At eight-forty-five Wednesday morning, January second, 1952, a twenty-year-old
girl named Caroline Bender came out of Grand Central Station and headed
west and uptown toward Radio City. She was a more than pretty girl with
dark hair and light eyes and a face with a good deal of softness and intelligence
in it. She was wearing a grey tweed suit, which had been her dress-up
suit in college, and was carrying a small attaché case, which contained
a wallet with five dollars in it, a book of commuter tickets, some make-up,
and three magazines entitled respectively The Cross, My Secret Life, and
America’s Woman.
It was one of those cold, foggy midwinter mornings in New York, the kind
that makes you think of lung ailments. Caroline hurried along with the
rest of the crowd, hardly noticing anybody, nervous and frightened and
slightly elated. It was her first day at the first job she had ever had
in her life, and she did not consider herself basically a career girl.
Last year, looking ahead to this damp day in January, she had thought
she would be married. Since she’d had a fiancé it seemed
logical. Now she had no fiancé and no one she was interested in,
and the new job was more than an economic convenience, it was an emotional
necessity. She wasn’t sure that being a secretary in a typing pool
could possibly be engrossing, but she was going to have to make it so.
Otherwise she would have time to think, and would remember too much…
Fabian Publications occupied five air-conditioned floors in one of the
modern buildings in Radio City. On this first week of the new year the
annual hiring has just been completed. Three secretaries had left the
typing pool, one to get married, the other two for better jobs.
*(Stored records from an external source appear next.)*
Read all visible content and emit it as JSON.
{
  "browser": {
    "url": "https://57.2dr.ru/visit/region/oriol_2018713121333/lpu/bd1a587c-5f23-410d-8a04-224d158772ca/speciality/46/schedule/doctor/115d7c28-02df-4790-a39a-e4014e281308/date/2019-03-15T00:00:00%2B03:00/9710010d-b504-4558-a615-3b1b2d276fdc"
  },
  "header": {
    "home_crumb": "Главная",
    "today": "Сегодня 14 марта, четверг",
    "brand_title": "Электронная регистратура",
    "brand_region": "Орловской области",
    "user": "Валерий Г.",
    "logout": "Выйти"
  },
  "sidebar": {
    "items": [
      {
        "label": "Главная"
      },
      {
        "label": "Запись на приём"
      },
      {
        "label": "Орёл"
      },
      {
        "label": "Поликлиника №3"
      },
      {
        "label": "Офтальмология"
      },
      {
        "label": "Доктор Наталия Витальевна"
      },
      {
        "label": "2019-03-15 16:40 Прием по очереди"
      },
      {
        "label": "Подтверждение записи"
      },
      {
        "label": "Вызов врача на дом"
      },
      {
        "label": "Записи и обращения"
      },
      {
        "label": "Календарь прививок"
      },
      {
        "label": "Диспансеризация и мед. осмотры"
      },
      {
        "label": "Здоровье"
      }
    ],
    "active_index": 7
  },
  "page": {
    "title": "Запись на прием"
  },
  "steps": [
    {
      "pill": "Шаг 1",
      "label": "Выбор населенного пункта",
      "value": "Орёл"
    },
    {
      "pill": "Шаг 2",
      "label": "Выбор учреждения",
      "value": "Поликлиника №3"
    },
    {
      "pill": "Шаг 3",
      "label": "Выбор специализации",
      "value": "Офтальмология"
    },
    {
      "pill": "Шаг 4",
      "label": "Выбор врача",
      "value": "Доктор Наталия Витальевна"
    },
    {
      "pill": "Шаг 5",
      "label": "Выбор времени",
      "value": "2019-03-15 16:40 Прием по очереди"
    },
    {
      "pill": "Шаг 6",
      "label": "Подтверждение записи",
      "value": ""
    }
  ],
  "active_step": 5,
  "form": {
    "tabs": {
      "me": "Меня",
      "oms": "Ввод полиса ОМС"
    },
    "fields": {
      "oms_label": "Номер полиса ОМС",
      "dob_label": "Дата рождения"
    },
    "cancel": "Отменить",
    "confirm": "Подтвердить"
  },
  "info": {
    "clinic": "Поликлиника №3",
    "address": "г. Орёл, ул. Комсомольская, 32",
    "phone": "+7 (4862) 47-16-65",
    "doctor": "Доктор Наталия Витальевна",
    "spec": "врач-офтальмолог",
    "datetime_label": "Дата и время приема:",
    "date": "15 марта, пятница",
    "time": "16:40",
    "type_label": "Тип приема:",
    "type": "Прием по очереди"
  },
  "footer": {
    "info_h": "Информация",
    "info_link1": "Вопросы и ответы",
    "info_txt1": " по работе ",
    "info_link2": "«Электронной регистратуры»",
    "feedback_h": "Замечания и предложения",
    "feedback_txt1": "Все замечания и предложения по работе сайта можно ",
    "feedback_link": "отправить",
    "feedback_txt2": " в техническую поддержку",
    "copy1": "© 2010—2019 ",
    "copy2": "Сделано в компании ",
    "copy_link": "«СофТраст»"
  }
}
Three
new secretaries had been hired to start on Wednesday, the second of January.
One of these was Caroline Bender.
It was five minutes before nine when Caroline reached the floor where
the typing pool was located, and she was surprised to find the large room
dark and all the typewriters still neatly covered. She had been afraid
she would be late, and now she was the first one. She found the switch
that turned on the ceiling lights and prowled around waiting for someone
to appear. There was a large centre room with rows of desks for the secretaries,
and on the edges of this room were the closed doors of the offices for
editors. Tinsel Christmas bells and red bows were still taped to some
of the doors, looking bedraggled and sad now that the season was over.
She looked into several of the offices and saw that they seemed to progress
in order of the occupant’s importance from small tile-floored cubicles
with two desks, to larger ones with one desk, and finally to two large
offices with carpet on the floor, leather lounging chairs, and wood-panelled
walls. From the books and magazines lying around in them she could see
that one of these belonged to the editor of Derby Books and the other
to the editor of The Cross. She heard voices then in the main room, and
the sound of laughter and greetings. Stricken with a sudden attack of
shyness, she came slowly out of the editor’s office.
It was nine o’clock and the room was suddenly filling up with girls,
none of whom noticed her presence at all. The teletype operator was combing
her hair out of its pin curls, one of the typists was going from desk
to desk collecting empty glass jars and taking coffee orders. Covers were
being pulled off typewriters, coats hung up, newspapers spread out on
desks to be read, and as each new arrival came in she was greeted with
delighted cries. It sounded as though they had all been separated from
one another for four weeks, not four days. Caroline didn’t know
which desk was hers and she was afraid to sit at someone else’s,
so she kept standing, watching, and feeling for the first time that morning
that she was an outsider at a private club.